Analysts expect markets to remain calm despite the upcoming jobs report, which could show a steady decline in unemployment. With stocks continuing their uptrend and bond yields on the rise, investors are increasingly attracted by higher potential returns than savings accounts or CDs.
The “russell 2000 futures” is a stock index that measures the performance of futures contracts for the Russell 1000 Index. The “russell 2000 futures” has been up 2% in the past week, with consumer spending and jobless data being the main driving factors.
Stock futures and Treasury rates in the United States have risen in anticipation of new consumer spending and other economic data that will impact monetary policy next year.
The S&P 500 futures rose 0.2 percent on Thursday. Strong economic statistics helped soothe investors’ fears about the dangers presented by Covid-19 and inflation on Wednesday, as the index rose for a second day. The Nasdaq-100 index, which is centered on technology, was up 0.1 percent on Thursday, while the Dow Jones Industrial Average futures were up 0.2 percent.
Novavax’s stock rose 5.6 percent in premarket trading after the company claimed its two-dose Covid-19 vaccine produced “strong immune responses” against Omicron and other strains.
At 8:30 a.m. ET, the Commerce Department will issue new data on consumer spending and a key gauge of inflation, the personal-consumption expenditures price index. Core inflation, which excludes typically volatile food and energy costs, climbed at the quickest annual rate in almost four decades in November, according to economists. Job increases and growing earnings, high levels of family saving, and inflationary pressures undoubtedly supported consumer spending in November in the United States.
Investors are concerned that the Omicron version would increase inflationary pressures.

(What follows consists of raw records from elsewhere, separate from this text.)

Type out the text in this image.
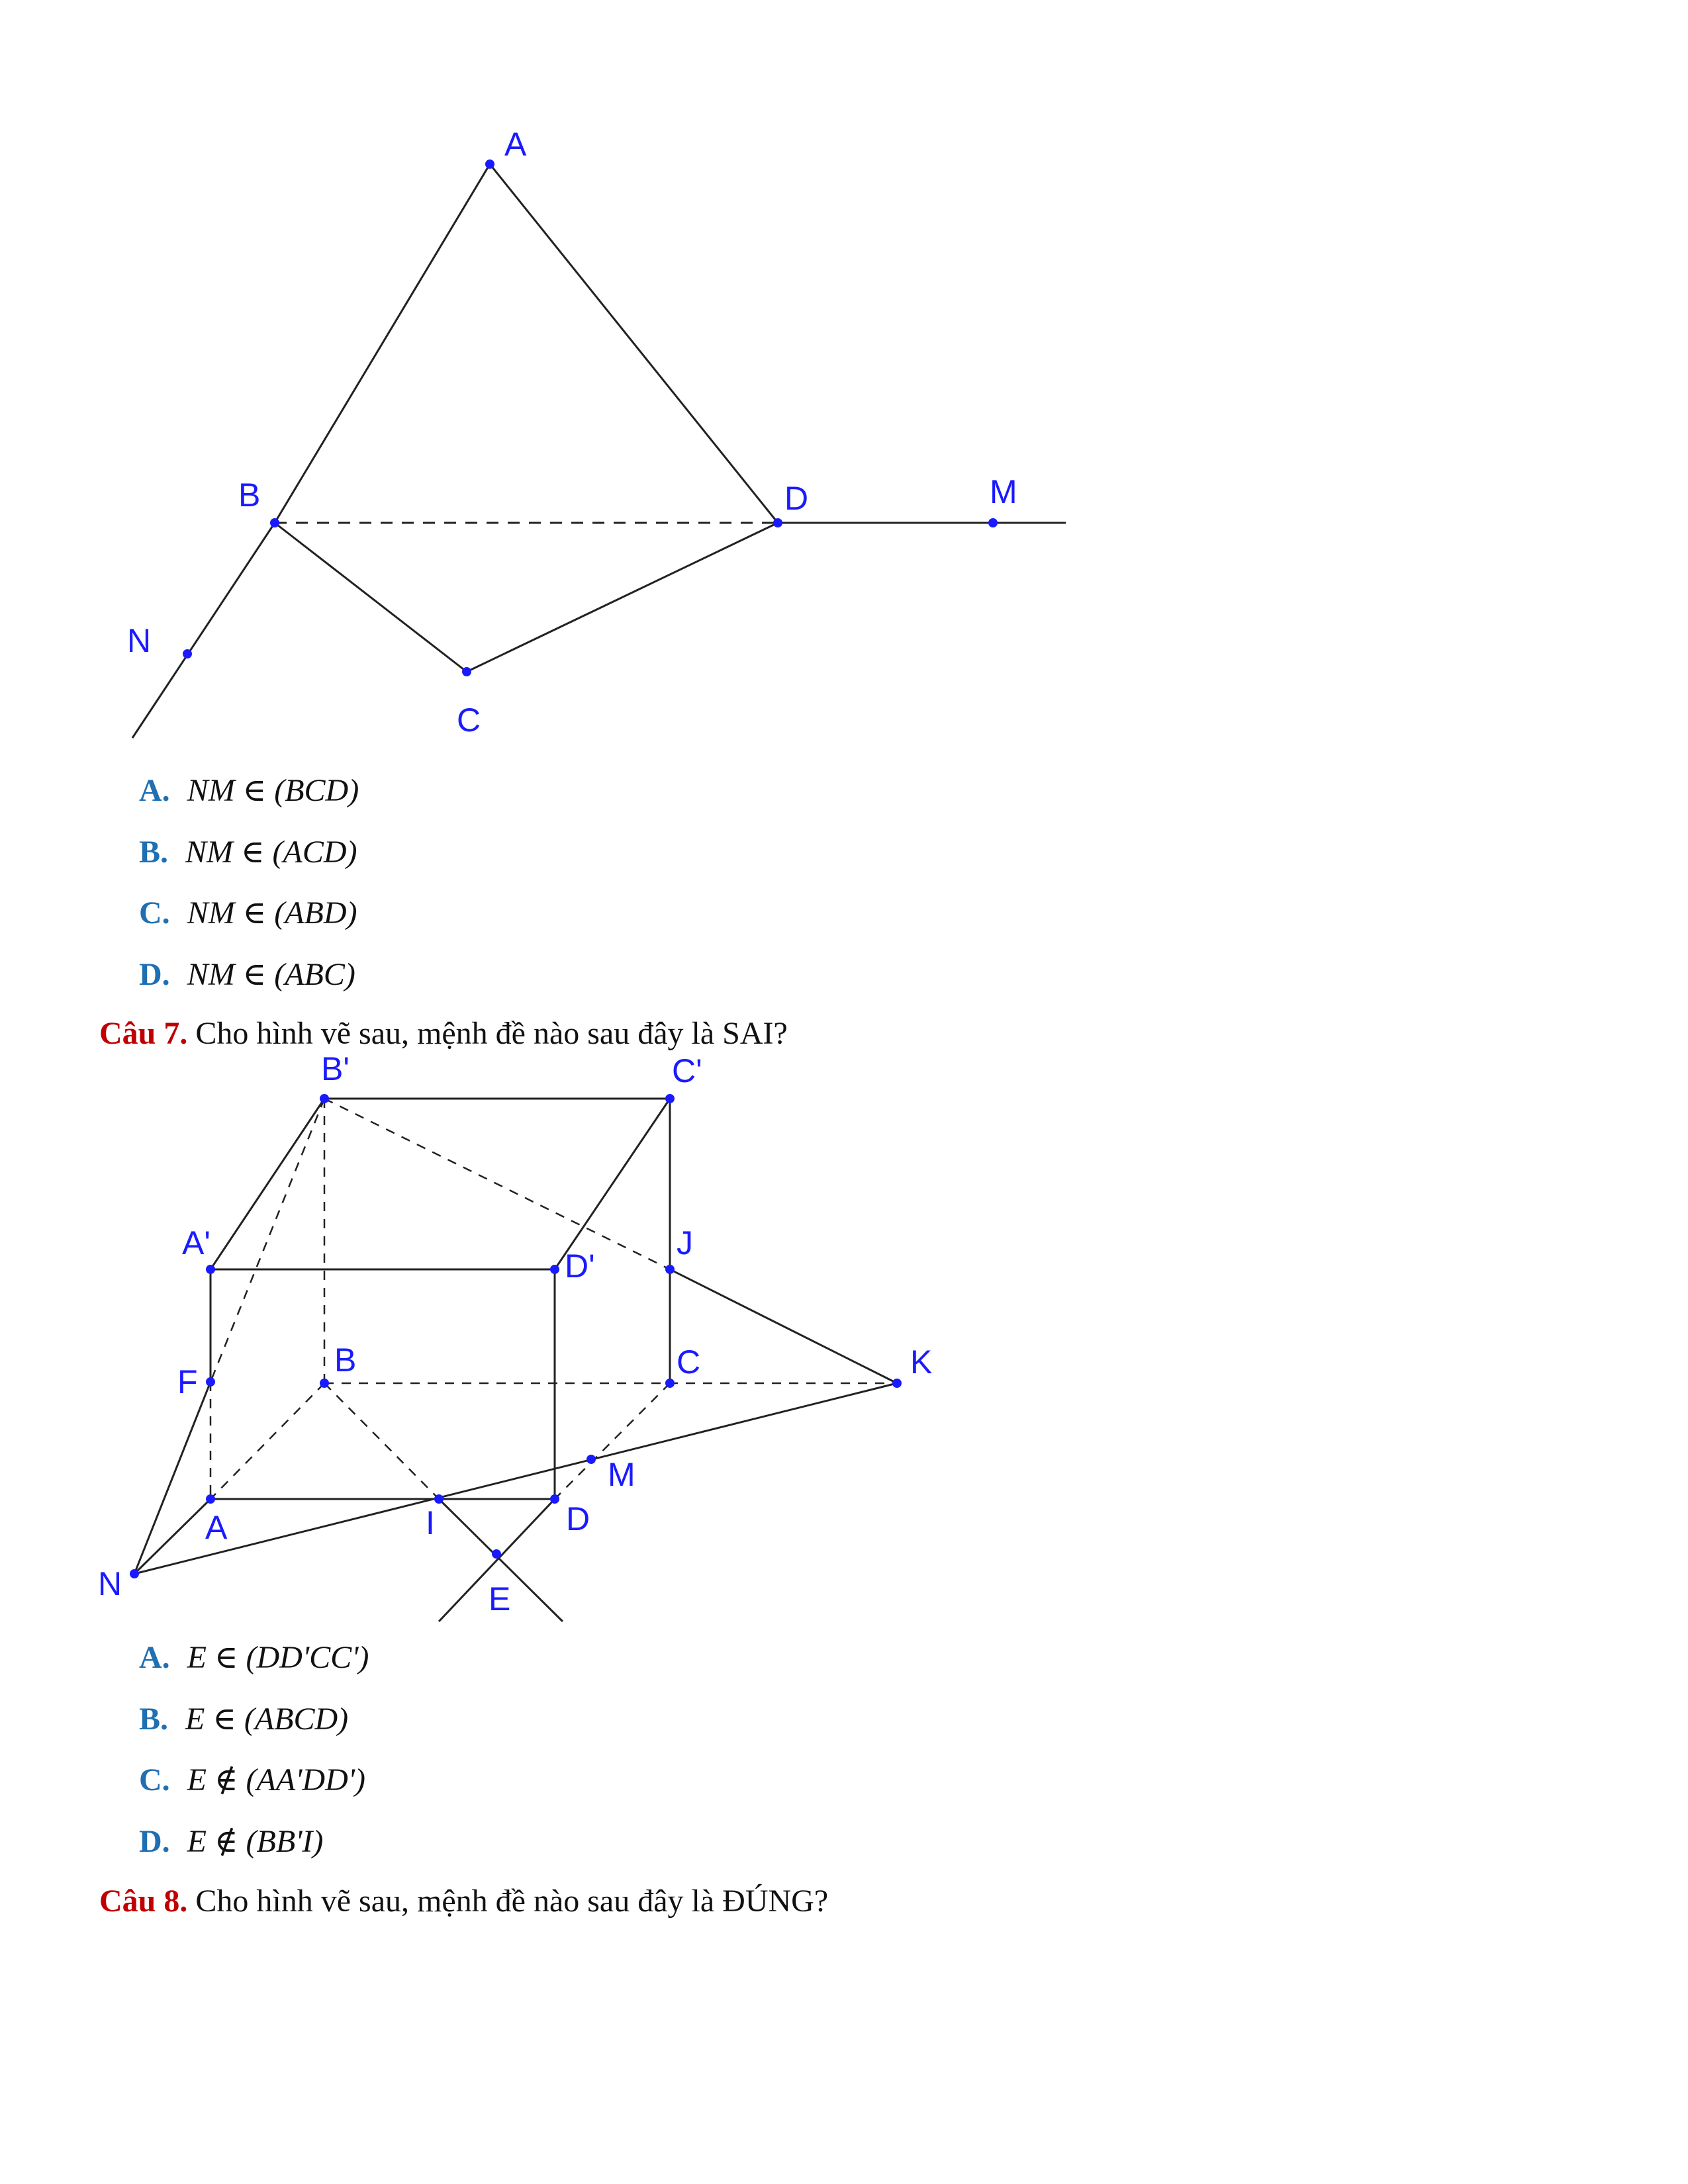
A
B
C
D	M
N
A. NM ∈ (BCD)
B. NM ∈ (ACD)
C. NM ∈ (ABD)
D. NM ∈ (ABC)
Câu 7. Cho hình vẽ sau, mệnh đề nào sau đây là SAI?
B'	C'
A'
D'
J
F
B	C	K
M
A	I	D
N	E
A. E ∈ (DD'CC')
B. E ∈ (ABCD)
C. E ∉ (AA'DD')
D. E ∉ (BB'I)
Câu 8. Cho hình vẽ sau, mệnh đề nào sau đây là ĐÚNG?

The Federal Reserve accelerated the phasing down of its pandemic-era stimulus after strong inflation statistics earlier in December. Investors and central bankers are concerned that the Omicron version would increase inflationary pressures.
“For a lot of people, inflation is front and center,” said Andrew Cole, Pictet Asset Management’s head of multiasset in London. “Inflation is largely predicted to peak in the first half of next year, if not in the first quarter. Central banks may have to wait till the second part of next year to relax.”
Higher inflation and low government bond rates have deterred some investors from holding them this year, resulting in lower returns on holding them to maturity. The 10-year Treasury note yield rose to 1.474 percent on Thursday, up from 1.457 percent the day before. When prices fall, yields climb.
At 8:30 a.m., new jobless claims statistics will be released. As firms struggle to cling on to employees, economists predict first-time applications for unemployment benefits, a proxy for layoffs, to stay extraordinarily low in the week ending Dec. 18.
Overseas, the Stoxx Europe 600 index increased by 0.5%. Asia’s major stock indexes ended the day higher, with China’s Shanghai Composite up 0.6 percent and South Korea’s Kospi up 0.5 percent, respectively. The Nikkei 225 index in Japan gained 0.8 percent.
JD.com’s stock dropped 7% in Hong Kong trade after Chinese social media behemoth Tencent Holdings said it was selling the majority of its investment in the online retailer. Tencent’s stock increased by 4.2 percent. The Hang Seng Index in Hong Kong increased by 0.4 percent.